Cosa mai verrà a fare Berlusconi? Il direttore generale Paolo Pigni e i medici e gli infermieri e il cingalese Rangit che fa le pulizie manifestano un sereno, pur rispettoso ma sincero disinteresse per l’imminente arrivo del noto personaggio. Quantomeno non mostrano ansia, non costruiscono le frasi pesando parole e aggettivi. Sono così perduti dietro tanto strazio che giocoforza le notizie hanno una gerarchia particolare e unica. Alta un metro, Giovannina staziona intorno alla camera mortuaria, dove sono in attesa di sepoltura Francesco, Serena e Piero Antonio. Giovannina chiede monete. Altri cercano una sigaretta pur non fumando. Altri un caffé anche se lo detestano. Tre vecchi spazzano il vialetto che costeggia il campo di calcio e conduce al cimitero, sempre chiuso per timore che entrino e provochino danni. Allontanano una foglia, la riportano indietro.

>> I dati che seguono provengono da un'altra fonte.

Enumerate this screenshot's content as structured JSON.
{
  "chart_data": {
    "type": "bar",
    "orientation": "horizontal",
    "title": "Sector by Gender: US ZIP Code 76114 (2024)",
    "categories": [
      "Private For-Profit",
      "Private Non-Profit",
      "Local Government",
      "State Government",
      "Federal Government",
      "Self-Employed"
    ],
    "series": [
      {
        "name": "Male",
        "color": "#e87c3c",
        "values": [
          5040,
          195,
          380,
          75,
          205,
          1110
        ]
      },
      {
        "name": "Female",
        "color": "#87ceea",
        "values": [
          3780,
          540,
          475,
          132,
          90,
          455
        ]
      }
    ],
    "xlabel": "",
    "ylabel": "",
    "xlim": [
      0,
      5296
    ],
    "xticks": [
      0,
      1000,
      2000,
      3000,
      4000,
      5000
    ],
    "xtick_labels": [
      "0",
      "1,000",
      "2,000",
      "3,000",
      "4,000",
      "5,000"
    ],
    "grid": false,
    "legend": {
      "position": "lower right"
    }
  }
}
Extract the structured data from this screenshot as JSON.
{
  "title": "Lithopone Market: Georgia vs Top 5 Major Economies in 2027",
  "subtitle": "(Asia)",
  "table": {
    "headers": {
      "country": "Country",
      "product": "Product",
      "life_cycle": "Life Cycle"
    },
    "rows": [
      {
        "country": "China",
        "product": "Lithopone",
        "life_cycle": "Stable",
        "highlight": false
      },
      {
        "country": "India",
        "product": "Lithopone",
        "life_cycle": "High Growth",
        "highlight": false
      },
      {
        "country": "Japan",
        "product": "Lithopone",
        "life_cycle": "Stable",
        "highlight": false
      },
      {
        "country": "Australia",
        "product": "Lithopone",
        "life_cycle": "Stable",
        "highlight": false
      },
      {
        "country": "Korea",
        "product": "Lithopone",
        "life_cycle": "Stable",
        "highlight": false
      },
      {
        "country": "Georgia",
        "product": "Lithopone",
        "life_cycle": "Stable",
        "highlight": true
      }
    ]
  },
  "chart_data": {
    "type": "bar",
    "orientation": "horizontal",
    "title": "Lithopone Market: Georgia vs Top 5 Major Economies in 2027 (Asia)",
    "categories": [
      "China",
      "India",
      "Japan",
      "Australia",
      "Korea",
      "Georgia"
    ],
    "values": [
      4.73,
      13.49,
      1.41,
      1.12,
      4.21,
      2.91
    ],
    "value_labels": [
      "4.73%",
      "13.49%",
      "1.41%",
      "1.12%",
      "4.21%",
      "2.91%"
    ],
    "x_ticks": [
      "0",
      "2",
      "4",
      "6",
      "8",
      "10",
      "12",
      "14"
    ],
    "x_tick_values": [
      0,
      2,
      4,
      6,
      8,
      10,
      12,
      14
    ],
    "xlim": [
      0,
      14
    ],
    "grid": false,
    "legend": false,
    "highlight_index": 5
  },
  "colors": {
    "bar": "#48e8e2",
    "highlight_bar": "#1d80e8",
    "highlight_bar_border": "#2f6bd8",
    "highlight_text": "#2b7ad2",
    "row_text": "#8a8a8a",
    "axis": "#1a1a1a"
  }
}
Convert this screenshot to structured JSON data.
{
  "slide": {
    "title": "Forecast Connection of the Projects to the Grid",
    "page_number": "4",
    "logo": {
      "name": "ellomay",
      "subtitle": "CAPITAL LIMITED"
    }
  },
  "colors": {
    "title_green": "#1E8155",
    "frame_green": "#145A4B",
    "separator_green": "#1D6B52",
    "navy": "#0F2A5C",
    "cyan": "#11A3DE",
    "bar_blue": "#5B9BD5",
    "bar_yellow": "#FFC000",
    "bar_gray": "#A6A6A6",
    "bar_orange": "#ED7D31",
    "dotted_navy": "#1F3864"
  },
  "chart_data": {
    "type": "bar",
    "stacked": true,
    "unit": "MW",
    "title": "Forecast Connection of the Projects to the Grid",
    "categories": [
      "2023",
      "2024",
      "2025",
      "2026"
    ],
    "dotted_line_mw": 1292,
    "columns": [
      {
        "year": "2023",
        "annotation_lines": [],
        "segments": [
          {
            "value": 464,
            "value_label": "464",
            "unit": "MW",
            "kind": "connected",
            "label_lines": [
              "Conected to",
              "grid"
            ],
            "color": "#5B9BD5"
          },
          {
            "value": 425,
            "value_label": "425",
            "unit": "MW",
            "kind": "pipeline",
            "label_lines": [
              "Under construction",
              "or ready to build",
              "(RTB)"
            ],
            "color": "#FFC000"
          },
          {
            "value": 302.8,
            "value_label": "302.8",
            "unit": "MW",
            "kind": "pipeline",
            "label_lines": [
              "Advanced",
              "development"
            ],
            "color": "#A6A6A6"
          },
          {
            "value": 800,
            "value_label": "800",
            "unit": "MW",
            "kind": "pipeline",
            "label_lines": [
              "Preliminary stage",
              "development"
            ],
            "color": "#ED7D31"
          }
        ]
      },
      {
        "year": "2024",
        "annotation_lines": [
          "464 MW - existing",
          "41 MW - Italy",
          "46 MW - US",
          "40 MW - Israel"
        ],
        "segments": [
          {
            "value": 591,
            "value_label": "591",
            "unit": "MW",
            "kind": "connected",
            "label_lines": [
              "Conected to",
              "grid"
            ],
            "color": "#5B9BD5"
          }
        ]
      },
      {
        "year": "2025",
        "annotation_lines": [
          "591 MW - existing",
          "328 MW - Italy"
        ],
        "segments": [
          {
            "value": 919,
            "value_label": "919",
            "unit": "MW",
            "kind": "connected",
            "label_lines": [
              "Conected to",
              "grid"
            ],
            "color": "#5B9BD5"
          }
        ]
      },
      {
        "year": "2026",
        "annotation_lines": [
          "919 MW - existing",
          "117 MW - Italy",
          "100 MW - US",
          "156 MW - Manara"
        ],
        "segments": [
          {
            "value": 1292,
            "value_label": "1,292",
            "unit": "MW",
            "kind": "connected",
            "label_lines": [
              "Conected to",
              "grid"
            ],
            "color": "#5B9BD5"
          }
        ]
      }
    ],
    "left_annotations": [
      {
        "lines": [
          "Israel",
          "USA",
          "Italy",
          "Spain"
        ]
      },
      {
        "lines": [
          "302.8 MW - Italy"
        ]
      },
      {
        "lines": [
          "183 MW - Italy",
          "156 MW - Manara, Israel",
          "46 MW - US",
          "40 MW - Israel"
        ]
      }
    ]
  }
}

Cosa mai verrà a fare Berlusconi? «Non spetta a noi riabilitare nessuno. Ci sono dei percorsi da seguire». L’ex premier non starà con i malati psichici, non sosterà nei reparti delle gravi malformazioni, della sclerosi, non camminerà per i corridoi dei bimbi con alterazioni fisiche alla testa, agli arti. Il direttore generale spiega che ancora bisogna decidere il «piano» e fissare gli ambiti di intervento. Però non nega, Pigni, che Berlusconi possa essere aggiunto, con compiti assai limitati e sempre sotto stretta sorveglianza del personale, nei padiglioni dei malati di Parkinson e Alzheimer. I padiglioni sorgono in più punti dell’enorme struttura, alcuni sono periferici rispetto al corpo centrale, e sono facilmente raggiungibili in macchina, con garanzie di rispetto della privacy. Privacy forse non tanto di Berlusconi quanto di malati e famigliari. Una signora coccola una persona su un carrozzina, dall’età indefinibile. La signora si perde in prolungate ninne nanna e carezze sul volto, di dimensioni sproporzionate rispetto al corpo. Un uomo di 43 anni, Alessandro A., confida con timidezza che gli riescono bene le attività del laboratorio del pomeriggio; alza con sforzo le braccia e simula, immaginiamo, la lavorazione di vasi di creta. Ricorda Mazzola «che mi chiedevano di giocare a pallone ma non ce la facevano. La palla rotolava tra me e loro. Un giorno inventammo un nuovo gioco: ci consegnavamo la palla nelle mani, lentamente. Iniziammo a ridere di gusto. Io non offro consigli. Dico soltanto che bisogna entrare con assoluto rispetto».